Abgrenzung zwischen bloßer Betriebsunterbrechung und Zwangsbetriebsaufgabe

Nach einem Urteil des Bundesfinanzhofs liegt eine Betriebsunterbrechung und keine Zwangsbetriebsaufgabe vor, solange die Fortsetzung der gewerblichen Tätigkeit objektiv möglich ist. Weitere Voraussetzung: Der Steuerpflichtige darf keine Aufgabeerklärung abgeben und die wesentlichen Betriebsgrundlagen werden zurückbehalten und nicht wesentlich umgestaltet.

Sachverhalt: Der Kläger gründete in 2003 ein Einzelunternehmen, dessen Gegenstand zunächst das Bauträgergeschäft war. Er ermittelte seinen Gewinn durch Betriebsvermögensvergleich. Ebenfalls in 2003 gründete er als Alleingesellschafter eine GmbH, die ein Bauunternehmen (Erstellung von Rohbauten) betrieb.
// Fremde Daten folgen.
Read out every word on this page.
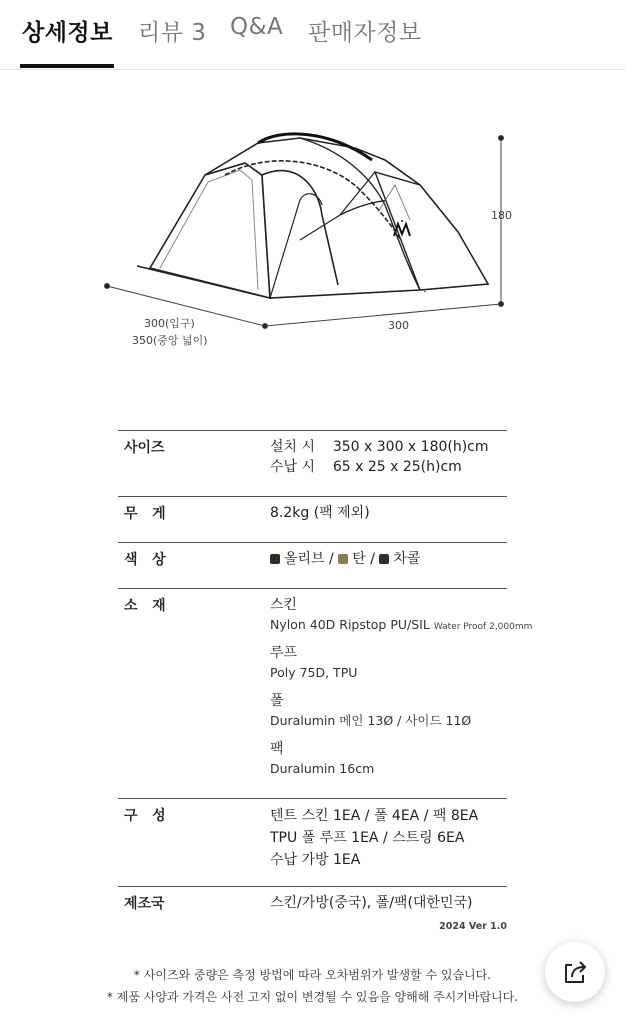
상세정보 리뷰 3 Q&A 판매자정보
180
300
300(입구)
350(중앙 넓이)
사이즈	설치 시 350 x 300 x 180(h)cm
수납 시 65 x 25 x 25(h)cm
무   게	8.2kg (팩 제외)
색   상	올리브 / 탄 / 차콜
소   재	스킨
Nylon 40D Ripstop PU/SIL Water Proof 2,000mm
루프
Poly 75D, TPU
폴
Duralumin 메인 13Ø / 사이드 11Ø
팩
Duralumin 16cm
구   성	텐트 스킨 1EA / 폴 4EA / 팩 8EA
TPU 폴 루프 1EA / 스트링 6EA
수납 가방 1EA
제조국	스킨/가방(중국), 폴/팩(대한민국)
2024 Ver 1.0
* 사이즈와 중량은 측정 방법에 따라 오차범위가 발생할 수 있습니다.
* 제품 사양과 가격은 사전 고지 없이 변경될 수 있음을 양해해 주시기바랍니다.
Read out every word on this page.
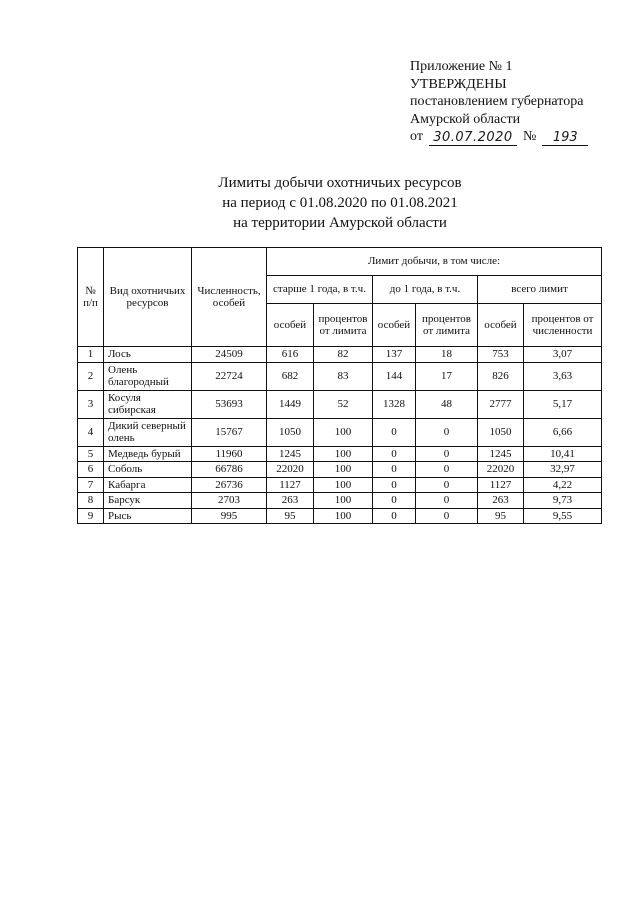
Приложение № 1
УТВЕРЖДЕНЫ
постановлением губернатора
Амурской области
от 30.07.2020 №	193
Лимиты добычи охотничьих ресурсов
на период с 01.08.2020 по 01.08.2021
на территории Амурской области
№ п/п	Вид охотничьих ресурсов	Численность, особей	Лимит добычи, в том числе:					
			старше 1 года, в т.ч.		до 1 года, в т.ч.		всего лимит	
			особей	процентов от лимита	особей	процентов от лимита	особей	процентов от численности
1	Лось	24509	616	82	137	18	753	3,07
2	Олень благородный	22724	682	83	144	17	826	3,63
3	Косуля сибирская	53693	1449	52	1328	48	2777	5,17
4	Дикий северный олень	15767	1050	100	0	0	1050	6,66
5	Медведь бурый	11960	1245	100	0	0	1245	10,41
6	Соболь	66786	22020	100	0	0	22020	32,97
7	Кабарга	26736	1127	100	0	0	1127	4,22
8	Барсук	2703	263	100	0	0	263	9,73
9	Рысь	995	95	100	0	0	95	9,55
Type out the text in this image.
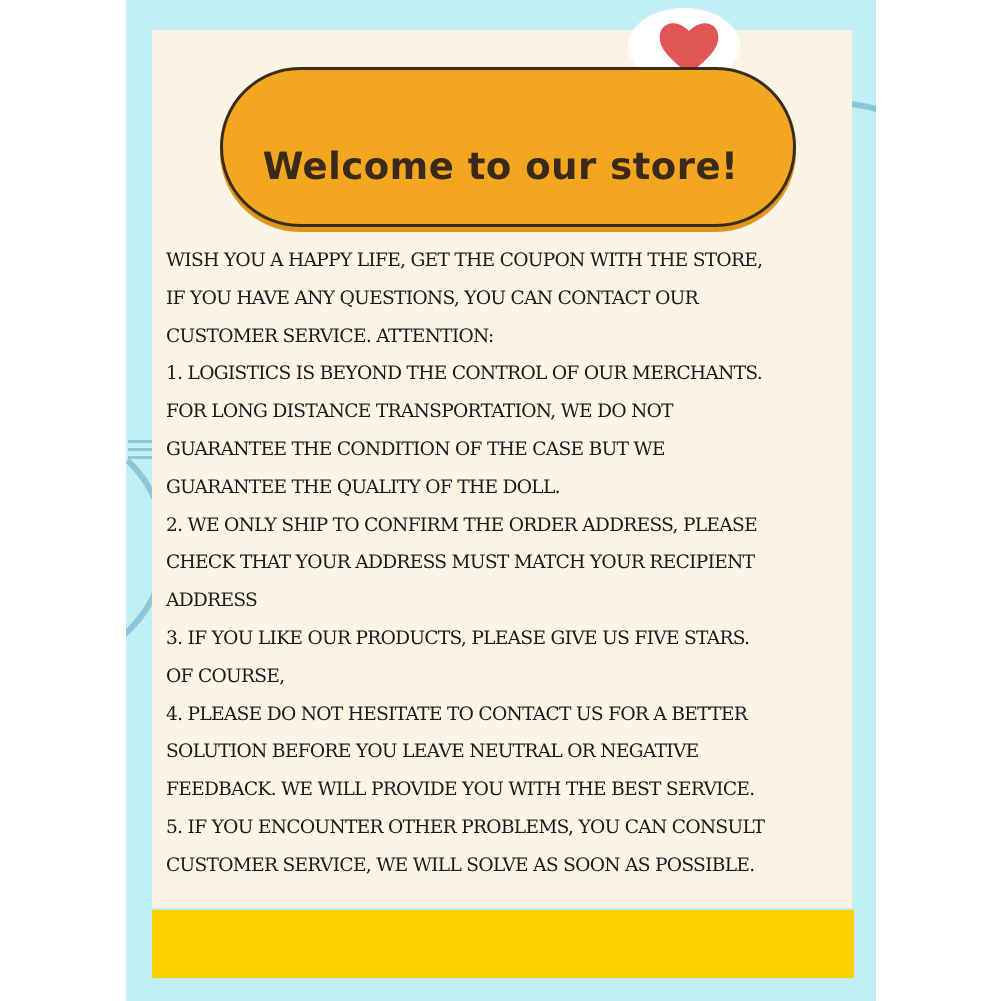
Welcome to our store!
WISH YOU A HAPPY LIFE, GET THE COUPON WITH THE STORE,
IF YOU HAVE ANY QUESTIONS, YOU CAN CONTACT OUR
CUSTOMER SERVICE. ATTENTION:
1. LOGISTICS IS BEYOND THE CONTROL OF OUR MERCHANTS.
FOR LONG DISTANCE TRANSPORTATION, WE DO NOT
GUARANTEE THE CONDITION OF THE CASE BUT WE
GUARANTEE THE QUALITY OF THE DOLL.
2. WE ONLY SHIP TO CONFIRM THE ORDER ADDRESS, PLEASE
CHECK THAT YOUR ADDRESS MUST MATCH YOUR RECIPIENT
ADDRESS
3. IF YOU LIKE OUR PRODUCTS, PLEASE GIVE US FIVE STARS.
OF COURSE,
4. PLEASE DO NOT HESITATE TO CONTACT US FOR A BETTER
SOLUTION BEFORE YOU LEAVE NEUTRAL OR NEGATIVE
FEEDBACK. WE WILL PROVIDE YOU WITH THE BEST SERVICE.
5. IF YOU ENCOUNTER OTHER PROBLEMS, YOU CAN CONSULT
CUSTOMER SERVICE, WE WILL SOLVE AS SOON AS POSSIBLE.
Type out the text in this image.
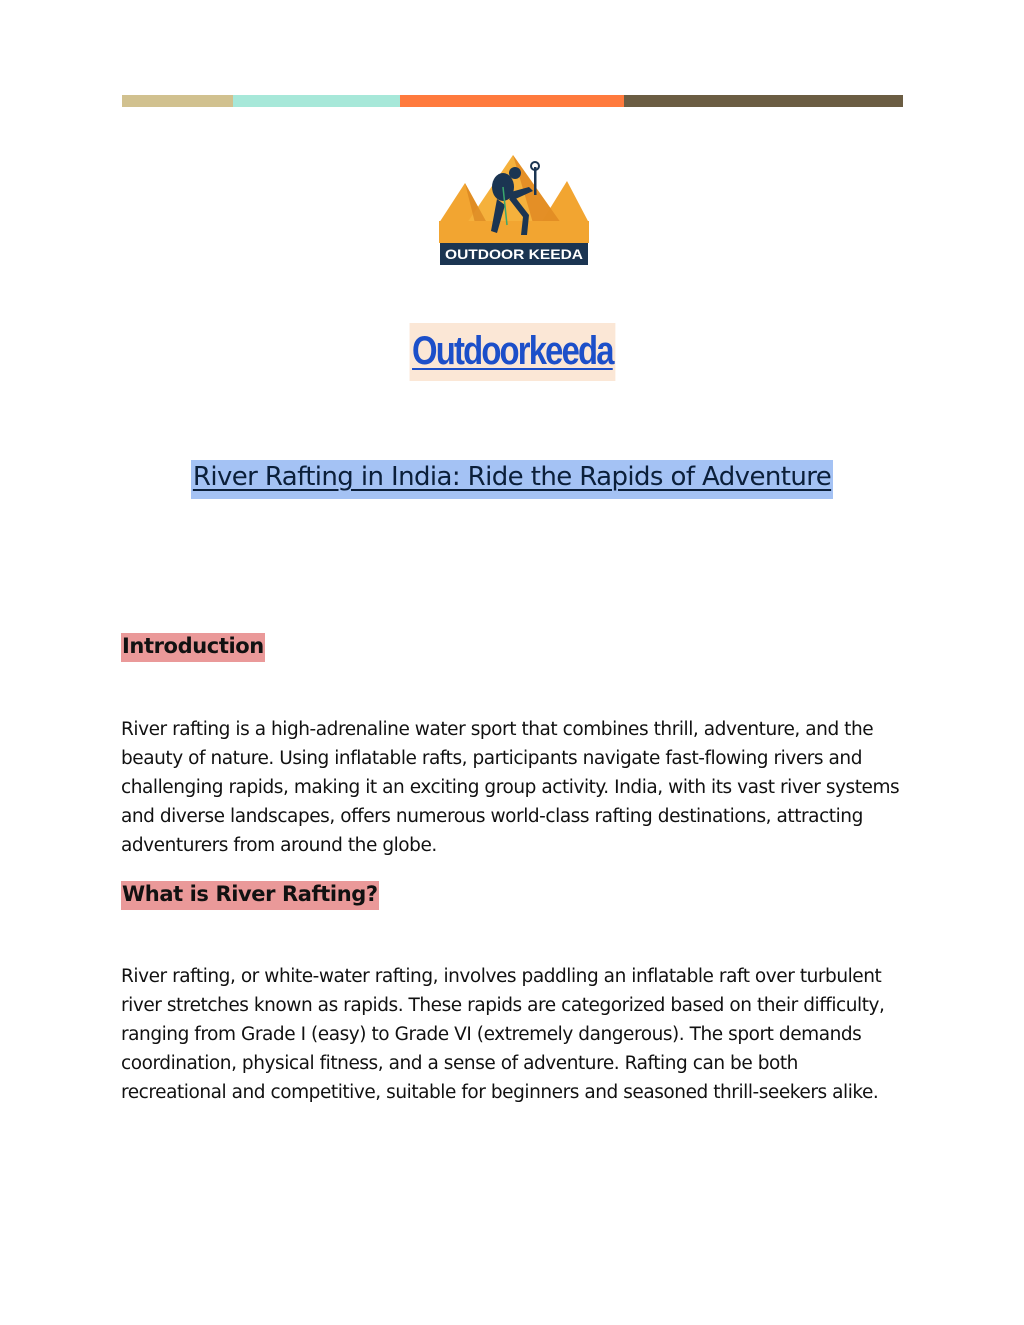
OUTDOOR KEEDA
Outdoorkeeda
River Rafting in India: Ride the Rapids of Adventure
Introduction

River rafting is a high-adrenaline water sport that combines thrill, adventure, and the beauty of nature. Using inflatable rafts, participants navigate fast-flowing rivers and challenging rapids, making it an exciting group activity. India, with its vast river systems and diverse landscapes, offers numerous world-class rafting destinations, attracting adventurers from around the globe.

What is River Rafting?

River rafting, or white-water rafting, involves paddling an inflatable raft over turbulent river stretches known as rapids. These rapids are categorized based on their difficulty, ranging from Grade I (easy) to Grade VI (extremely dangerous). The sport demands coordination, physical fitness, and a sense of adventure. Rafting can be both recreational and competitive, suitable for beginners and seasoned thrill-seekers alike.
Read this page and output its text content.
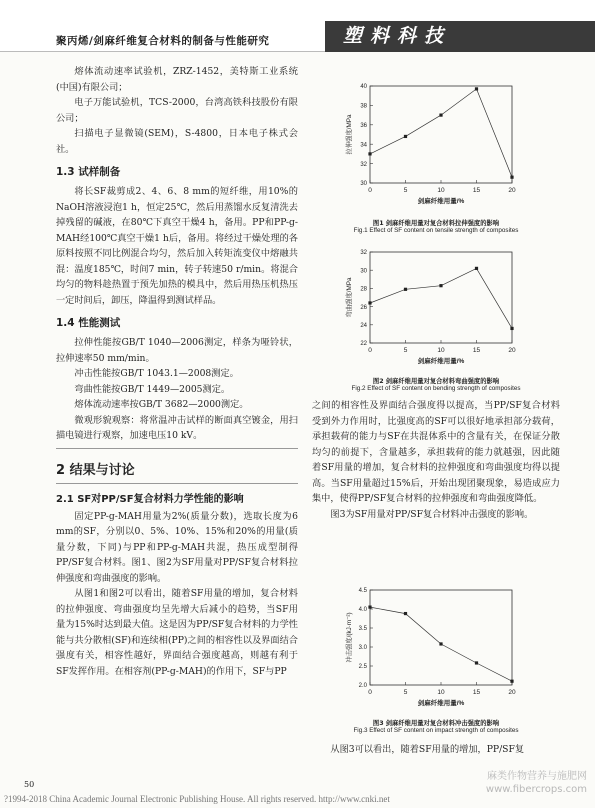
聚丙烯/剑麻纤维复合材料的制备与性能研究	塑料科技

熔体流动速率试验机，ZRZ-1452，美特斯工业系统(中国)有限公司；

电子万能试验机，TCS-2000，台湾高铁科技股份有限公司；

扫描电子显微镜(SEM)，S-4800，日本电子株式会社。

1.3 试样制备

将长SF裁剪成2、4、6、8 mm的短纤维，用10%的NaOH溶液浸泡1 h，恒定25℃，然后用蒸馏水反复清洗去掉残留的碱液，在80℃下真空干燥4 h，备用。PP和PP-g-MAH经100℃真空干燥1 h后，备用。将经过干燥处理的各原料按照不同比例混合均匀，然后加入转矩流变仪中熔融共混：温度185℃，时间7 min，转子转速50 r/min。将混合均匀的物料趁热置于预先加热的模具中，然后用热压机热压一定时间后，卸压，降温得到测试样品。

1.4 性能测试

拉伸性能按GB/T 1040—2006测定，样条为哑铃状，拉伸速率50 mm/min。

冲击性能按GB/T 1043.1—2008测定。

弯曲性能按GB/T 1449—2005测定。

熔体流动速率按GB/T 3682—2000测定。

微观形貌观察：将常温冲击试样的断面真空镀金，用扫描电镜进行观察，加速电压10 kV。

2 结果与讨论
2.1 SF对PP/SF复合材料力学性能的影响

固定PP-g-MAH用量为2%(质量分数)，选取长度为6 mm的SF，分别以0、5%、10%、15%和20%的用量(质量分数，下同)与PP和PP-g-MAH共混，热压成型制得PP/SF复合材料。图1、图2为SF用量对PP/SF复合材料拉伸强度和弯曲强度的影响。

从图1和图2可以看出，随着SF用量的增加，复合材料的拉伸强度、弯曲强度均呈先增大后减小的趋势，当SF用量为15%时达到最大值。这是因为PP/SF复合材料的力学性能与共分散相(SF)和连续相(PP)之间的相容性以及界面结合强度有关，相容性越好，界面结合强度越高，则越有利于SF发挥作用。在相容剂(PP-g-MAH)的作用下，SF与PP

0	5	10	15	20
30
32
34
36
38
40
剑麻纤维用量/%
拉伸强度/MPa
图1 剑麻纤维用量对复合材料拉伸强度的影响
Fig.1 Effect of SF content on tensile strength of composites
0	5	10	15	20
22
24
26
28
30
32
剑麻纤维用量/%
弯曲强度/MPa
图2 剑麻纤维用量对复合材料弯曲强度的影响
Fig.2 Effect of SF content on bending strength of composites

之间的相容性及界面结合强度得以提高，当PP/SF复合材料受到外力作用时，比强度高的SF可以很好地承担部分载荷，承担载荷的能力与SF在共混体系中的含量有关，在保证分散均匀的前提下，含量越多，承担载荷的能力就越强，因此随着SF用量的增加，复合材料的拉伸强度和弯曲强度均得以提高。当SF用量超过15%后，开始出现团聚现象，易造成应力集中，使得PP/SF复合材料的拉伸强度和弯曲强度降低。

图3为SF用量对PP/SF复合材料冲击强度的影响。

0	5	10	15	20
2.0
2.5
3.0
3.5
4.0
4.5
剑麻纤维用量/%
冲击强度/(kJ·m⁻²)
图3 剑麻纤维用量对复合材料冲击强度的影响
Fig.3 Effect of SF content on impact strength of composites

从图3可以看出，随着SF用量的增加，PP/SF复

50
麻类作物营养与施肥网
www.fibercrops.com
?1994-2018 China Academic Journal Electronic Publishing House. All rights reserved. http://www.cnki.net
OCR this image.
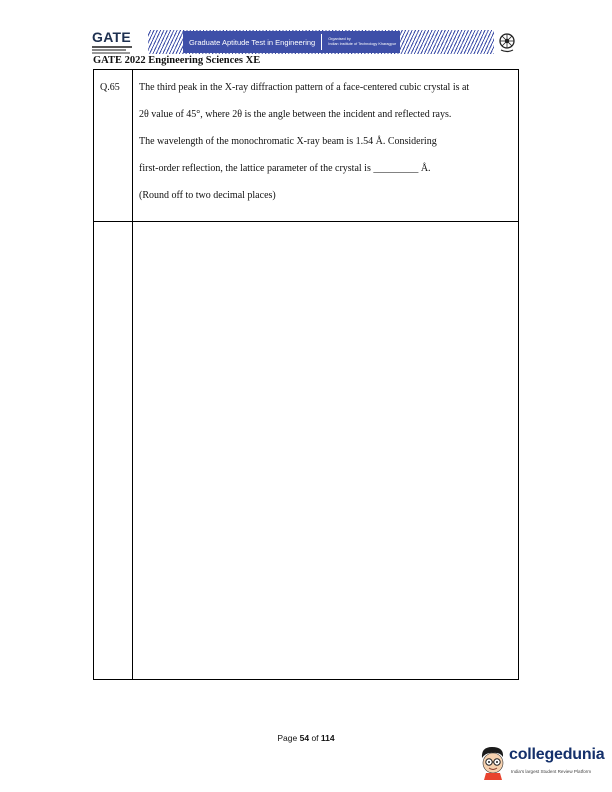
GATE	Graduate Aptitude Test in Engineering	Organised by
Indian Institute of Technology Kharagpur
GATE 2022 Engineering Sciences XE
Q.65 The third peak in the X-ray diffraction pattern of a face-centered cubic crystal is at
2θ value of 45°, where 2θ is the angle between the incident and reflected rays.
The wavelength of the monochromatic X-ray beam is 1.54 Å. Considering
first-order reflection, the lattice parameter of the crystal is _________ Å.
(Round off to two decimal places)
Page 54 of 114
collegedunia
India's largest Student Review Platform
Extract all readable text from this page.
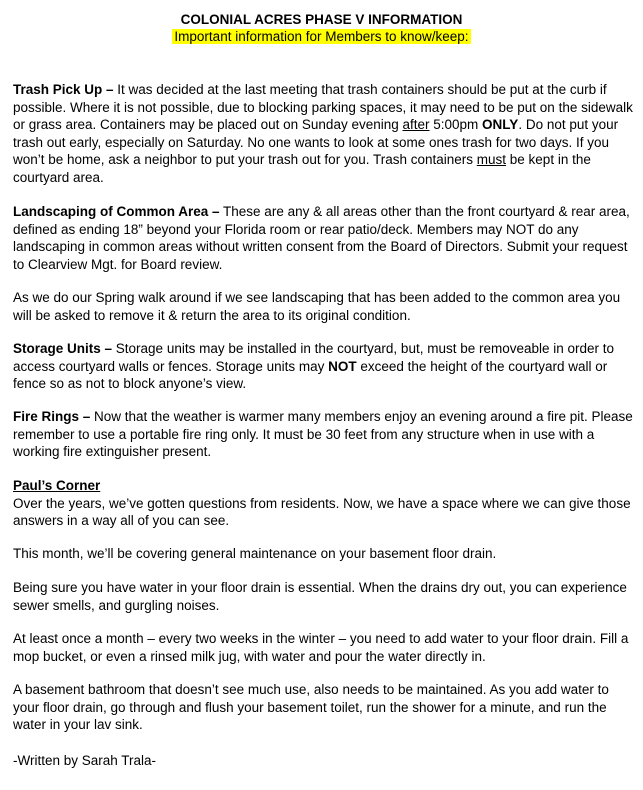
COLONIAL ACRES PHASE V INFORMATION
Important information for Members to know/keep:

Trash Pick Up – It was decided at the last meeting that trash containers should be put at the curb if possible. Where it is not possible, due to blocking parking spaces, it may need to be put on the sidewalk or grass area. Containers may be placed out on Sunday evening after 5:00pm ONLY. Do not put your trash out early, especially on Saturday. No one wants to look at some ones trash for two days. If you won’t be home, ask a neighbor to put your trash out for you. Trash containers must be kept in the courtyard area.

Landscaping of Common Area – These are any & all areas other than the front courtyard & rear area, defined as ending 18” beyond your Florida room or rear patio/deck. Members may NOT do any landscaping in common areas without written consent from the Board of Directors. Submit your request to Clearview Mgt. for Board review.

As we do our Spring walk around if we see landscaping that has been added to the common area you will be asked to remove it & return the area to its original condition.

Storage Units – Storage units may be installed in the courtyard, but, must be removeable in order to access courtyard walls or fences. Storage units may NOT exceed the height of the courtyard wall or fence so as not to block anyone’s view.

Fire Rings – Now that the weather is warmer many members enjoy an evening around a fire pit. Please remember to use a portable fire ring only. It must be 30 feet from any structure when in use with a working fire extinguisher present.

Paul’s Corner
Over the years, we’ve gotten questions from residents. Now, we have a space where we can give those answers in a way all of you can see.

This month, we’ll be covering general maintenance on your basement floor drain.

Being sure you have water in your floor drain is essential. When the drains dry out, you can experience sewer smells, and gurgling noises.

At least once a month – every two weeks in the winter – you need to add water to your floor drain. Fill a mop bucket, or even a rinsed milk jug, with water and pour the water directly in.

A basement bathroom that doesn’t see much use, also needs to be maintained. As you add water to your floor drain, go through and flush your basement toilet, run the shower for a minute, and run the water in your lav sink.

-Written by Sarah Trala-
Seit September 2005 verpachtete der Kläger das gesamte Anlagevermögen des Einzelunternehmens an die GmbH. Die hierdurch begründete Betriebsaufspaltung führte zu einer Steuerverstrickung der GmbH-Anteile. Diese Anteile wies er erstmals im Jahresabschluss des Einzelunternehmens zum 31. Dezember 2007 mit ihrem Nennbetrag als Betriebsvermögen aus. Zum 31. Dezember 2008 veräußerte der Kläger das gesamte Sachanlagevermögen seines Einzelunternehmens an die GmbH. Über diesen Vorgang existiert nur eine Rechnung des Klägers, aber kein schriftlicher Vertrag. Das Finanzamt vertrat die Auffassung, die Betriebsaufspaltung sei mit dem Verkauf des gesamten Sachanlagevermögens beendet worden. Darin liege eine Betriebsaufgabe des Einzelunternehmens. Im Rahmen dieser Betriebsaufgabe seien die GmbH-Anteile ins Privatvermögen zu überführen. Hieraus ergab sich ein (hier allerdings nicht streitiger) Aufgabegewinn.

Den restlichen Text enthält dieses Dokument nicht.